The State Archives Administration has published a video series on the War of Resistance against Japanese Aggression to depict historical events and honor the Chinese fighting spirit.
The first part of the series on the July 7 Incident in 1937 was released on Monday on the administration’s official website.
The July 7 Incident marked the beginning of China’s eight-year War of Resistance against Japanese Aggression, when Lugou Bridge, known as Marco Polo Bridge to Westerners and a crucial access point to Beijing, was attacked by Japanese troops.
The video clips depict the night of July 7, 1937, when Japanese troops carried out so-called military training maneuvers in the vicinity of Lugou Bridge, and demanded entry to the nearby town of Wanping to search for a missing soldier, which was refused by the Chinese side.
Later, Japanese soldiers besieged Wanping and launched an attack. Chinese regimental commander Ji Xingwen led the Chinese defenses.
The incident led directly to Japan’s full-scale invasion, with Beiping (the former name of Beijing), Tianjin and other northern cities being occupied at the end of July 1937.

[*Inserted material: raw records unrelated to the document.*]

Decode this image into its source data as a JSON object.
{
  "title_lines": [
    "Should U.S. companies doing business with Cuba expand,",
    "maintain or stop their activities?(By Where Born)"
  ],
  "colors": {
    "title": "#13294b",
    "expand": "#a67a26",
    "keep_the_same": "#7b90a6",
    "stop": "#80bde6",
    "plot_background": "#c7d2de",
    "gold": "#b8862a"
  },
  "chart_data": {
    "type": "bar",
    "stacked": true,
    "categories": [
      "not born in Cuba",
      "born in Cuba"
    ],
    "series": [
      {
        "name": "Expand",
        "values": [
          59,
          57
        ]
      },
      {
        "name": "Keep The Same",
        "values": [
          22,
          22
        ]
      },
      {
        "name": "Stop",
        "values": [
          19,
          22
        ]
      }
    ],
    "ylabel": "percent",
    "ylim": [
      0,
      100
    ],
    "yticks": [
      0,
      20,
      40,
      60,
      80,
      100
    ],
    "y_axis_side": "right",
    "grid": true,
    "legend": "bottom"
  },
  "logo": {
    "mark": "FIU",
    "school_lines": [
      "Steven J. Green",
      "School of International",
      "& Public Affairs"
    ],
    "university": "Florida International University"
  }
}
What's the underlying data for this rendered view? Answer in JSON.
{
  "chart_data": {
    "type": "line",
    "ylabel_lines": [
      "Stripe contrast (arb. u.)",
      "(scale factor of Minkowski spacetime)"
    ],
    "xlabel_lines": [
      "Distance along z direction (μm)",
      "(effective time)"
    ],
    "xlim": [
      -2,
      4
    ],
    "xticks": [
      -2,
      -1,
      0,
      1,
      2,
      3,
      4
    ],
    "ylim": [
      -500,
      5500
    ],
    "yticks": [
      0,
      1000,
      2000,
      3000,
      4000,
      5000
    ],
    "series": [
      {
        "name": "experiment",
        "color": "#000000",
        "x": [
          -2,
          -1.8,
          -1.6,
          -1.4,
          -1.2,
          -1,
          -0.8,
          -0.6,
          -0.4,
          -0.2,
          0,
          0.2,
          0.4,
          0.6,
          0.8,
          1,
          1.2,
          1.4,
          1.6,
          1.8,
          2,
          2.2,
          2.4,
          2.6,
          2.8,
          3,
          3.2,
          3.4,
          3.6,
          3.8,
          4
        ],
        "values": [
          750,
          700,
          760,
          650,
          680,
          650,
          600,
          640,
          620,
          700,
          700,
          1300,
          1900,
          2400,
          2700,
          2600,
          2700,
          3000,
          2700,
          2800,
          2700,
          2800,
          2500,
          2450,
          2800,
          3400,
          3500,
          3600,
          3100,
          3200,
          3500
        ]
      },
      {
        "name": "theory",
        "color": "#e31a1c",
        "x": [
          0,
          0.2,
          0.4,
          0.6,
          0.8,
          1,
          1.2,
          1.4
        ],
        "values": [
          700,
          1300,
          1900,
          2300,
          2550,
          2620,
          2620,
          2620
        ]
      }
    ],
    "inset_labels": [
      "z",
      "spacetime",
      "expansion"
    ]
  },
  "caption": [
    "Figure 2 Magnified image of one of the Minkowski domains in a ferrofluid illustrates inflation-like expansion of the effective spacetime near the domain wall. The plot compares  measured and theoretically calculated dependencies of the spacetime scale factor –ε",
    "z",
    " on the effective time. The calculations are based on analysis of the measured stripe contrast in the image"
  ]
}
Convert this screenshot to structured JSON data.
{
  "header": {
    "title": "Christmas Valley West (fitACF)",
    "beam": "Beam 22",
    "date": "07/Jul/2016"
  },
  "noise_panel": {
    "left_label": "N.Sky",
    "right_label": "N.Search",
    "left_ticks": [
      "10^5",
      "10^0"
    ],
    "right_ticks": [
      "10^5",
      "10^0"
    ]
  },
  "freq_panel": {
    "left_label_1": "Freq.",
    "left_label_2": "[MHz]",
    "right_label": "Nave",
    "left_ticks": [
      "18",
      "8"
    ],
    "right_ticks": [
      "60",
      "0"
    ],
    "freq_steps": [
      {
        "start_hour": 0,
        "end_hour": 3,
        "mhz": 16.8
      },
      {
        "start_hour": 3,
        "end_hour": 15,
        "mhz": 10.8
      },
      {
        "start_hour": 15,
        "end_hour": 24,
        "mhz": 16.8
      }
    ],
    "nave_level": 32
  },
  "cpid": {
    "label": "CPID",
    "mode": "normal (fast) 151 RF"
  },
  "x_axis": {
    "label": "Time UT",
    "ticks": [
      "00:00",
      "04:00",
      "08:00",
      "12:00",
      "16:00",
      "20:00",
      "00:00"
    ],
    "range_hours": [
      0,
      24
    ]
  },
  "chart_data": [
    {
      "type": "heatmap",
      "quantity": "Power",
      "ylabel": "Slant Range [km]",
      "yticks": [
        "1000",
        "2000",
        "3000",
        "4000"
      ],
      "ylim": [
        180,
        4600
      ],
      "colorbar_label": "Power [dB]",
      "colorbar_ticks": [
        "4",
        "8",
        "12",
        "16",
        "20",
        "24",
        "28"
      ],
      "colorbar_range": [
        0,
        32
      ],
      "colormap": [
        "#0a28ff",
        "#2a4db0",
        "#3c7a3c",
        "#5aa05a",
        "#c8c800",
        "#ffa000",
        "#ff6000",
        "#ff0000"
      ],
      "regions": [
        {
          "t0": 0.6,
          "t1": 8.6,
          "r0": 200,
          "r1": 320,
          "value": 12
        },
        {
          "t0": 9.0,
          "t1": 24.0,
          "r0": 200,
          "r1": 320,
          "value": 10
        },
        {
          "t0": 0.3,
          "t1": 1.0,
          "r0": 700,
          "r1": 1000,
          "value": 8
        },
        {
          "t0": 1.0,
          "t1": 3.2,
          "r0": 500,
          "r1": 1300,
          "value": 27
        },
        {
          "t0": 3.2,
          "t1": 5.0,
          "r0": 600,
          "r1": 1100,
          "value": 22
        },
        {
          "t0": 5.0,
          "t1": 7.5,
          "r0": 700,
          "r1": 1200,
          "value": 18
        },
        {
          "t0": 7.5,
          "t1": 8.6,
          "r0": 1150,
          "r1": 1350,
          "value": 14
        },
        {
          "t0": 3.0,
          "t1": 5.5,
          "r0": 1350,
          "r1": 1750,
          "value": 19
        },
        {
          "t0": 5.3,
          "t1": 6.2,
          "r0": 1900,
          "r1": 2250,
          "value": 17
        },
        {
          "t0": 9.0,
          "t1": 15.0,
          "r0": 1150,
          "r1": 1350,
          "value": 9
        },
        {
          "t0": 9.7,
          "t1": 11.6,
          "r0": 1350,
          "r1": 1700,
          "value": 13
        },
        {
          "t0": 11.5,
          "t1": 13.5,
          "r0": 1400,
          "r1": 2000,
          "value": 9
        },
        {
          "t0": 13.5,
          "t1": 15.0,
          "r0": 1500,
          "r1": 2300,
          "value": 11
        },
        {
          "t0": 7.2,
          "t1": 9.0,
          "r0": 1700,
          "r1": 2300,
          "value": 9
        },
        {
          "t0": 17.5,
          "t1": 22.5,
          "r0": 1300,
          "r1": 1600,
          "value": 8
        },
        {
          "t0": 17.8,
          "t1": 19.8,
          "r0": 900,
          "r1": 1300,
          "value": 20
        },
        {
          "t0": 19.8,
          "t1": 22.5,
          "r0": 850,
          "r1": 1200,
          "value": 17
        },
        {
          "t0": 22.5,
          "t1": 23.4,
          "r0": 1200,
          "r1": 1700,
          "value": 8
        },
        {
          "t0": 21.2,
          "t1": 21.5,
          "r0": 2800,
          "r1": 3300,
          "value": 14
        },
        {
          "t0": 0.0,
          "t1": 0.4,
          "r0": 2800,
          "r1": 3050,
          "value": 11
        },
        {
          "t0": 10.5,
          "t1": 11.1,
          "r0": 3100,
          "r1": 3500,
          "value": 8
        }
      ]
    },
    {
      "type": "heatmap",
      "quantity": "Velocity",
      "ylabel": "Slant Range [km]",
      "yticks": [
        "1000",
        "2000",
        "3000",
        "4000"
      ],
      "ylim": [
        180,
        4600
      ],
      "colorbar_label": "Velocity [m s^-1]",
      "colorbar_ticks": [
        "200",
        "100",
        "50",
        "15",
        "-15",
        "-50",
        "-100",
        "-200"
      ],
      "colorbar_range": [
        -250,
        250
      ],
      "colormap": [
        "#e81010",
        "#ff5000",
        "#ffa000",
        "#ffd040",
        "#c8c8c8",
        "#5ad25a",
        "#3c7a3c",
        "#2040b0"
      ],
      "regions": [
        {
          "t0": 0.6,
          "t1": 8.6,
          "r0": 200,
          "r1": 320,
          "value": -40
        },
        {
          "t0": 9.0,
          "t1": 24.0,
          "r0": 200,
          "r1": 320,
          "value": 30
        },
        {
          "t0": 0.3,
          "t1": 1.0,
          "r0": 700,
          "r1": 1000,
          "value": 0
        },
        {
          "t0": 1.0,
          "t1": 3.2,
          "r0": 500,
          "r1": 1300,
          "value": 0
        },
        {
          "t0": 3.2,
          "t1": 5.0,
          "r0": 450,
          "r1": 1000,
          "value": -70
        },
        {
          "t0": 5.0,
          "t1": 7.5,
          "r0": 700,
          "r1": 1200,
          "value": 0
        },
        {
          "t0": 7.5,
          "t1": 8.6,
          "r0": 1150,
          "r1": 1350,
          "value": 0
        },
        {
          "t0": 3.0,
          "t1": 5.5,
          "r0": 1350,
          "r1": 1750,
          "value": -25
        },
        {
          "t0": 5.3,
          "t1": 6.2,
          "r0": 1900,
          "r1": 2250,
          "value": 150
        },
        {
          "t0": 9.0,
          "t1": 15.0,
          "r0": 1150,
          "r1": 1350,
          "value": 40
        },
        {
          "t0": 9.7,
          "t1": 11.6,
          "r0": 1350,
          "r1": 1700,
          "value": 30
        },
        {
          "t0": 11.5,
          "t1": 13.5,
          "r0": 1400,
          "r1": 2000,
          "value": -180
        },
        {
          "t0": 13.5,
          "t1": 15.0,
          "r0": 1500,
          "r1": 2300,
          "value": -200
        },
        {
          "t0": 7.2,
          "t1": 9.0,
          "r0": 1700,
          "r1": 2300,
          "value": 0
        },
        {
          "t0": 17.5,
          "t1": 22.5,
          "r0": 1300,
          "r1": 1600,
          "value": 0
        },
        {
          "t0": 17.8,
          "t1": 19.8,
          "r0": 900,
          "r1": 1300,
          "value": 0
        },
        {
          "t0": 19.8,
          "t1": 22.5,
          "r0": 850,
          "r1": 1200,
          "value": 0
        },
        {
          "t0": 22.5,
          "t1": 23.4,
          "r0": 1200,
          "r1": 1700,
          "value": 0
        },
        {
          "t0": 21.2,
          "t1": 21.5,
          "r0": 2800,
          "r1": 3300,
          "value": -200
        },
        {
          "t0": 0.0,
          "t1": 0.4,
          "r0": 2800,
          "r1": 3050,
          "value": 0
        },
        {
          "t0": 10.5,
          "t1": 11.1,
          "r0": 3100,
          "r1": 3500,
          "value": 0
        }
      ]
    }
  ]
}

After the incident, the Communist Party of China called on the people to fight the Japanese, which was echoed by Chiang Kai-shek, the Kuomintang leader.
China holds national memorial activities on Sept 3 each year to mark “Victory Day”, the day after the Japanese government officially surrendered on Sept 2, 1945.
In February of this year, the day was designated through legislative procedures as the Victory Day of the Chinese People’s War of Resistance against Japanese Aggression.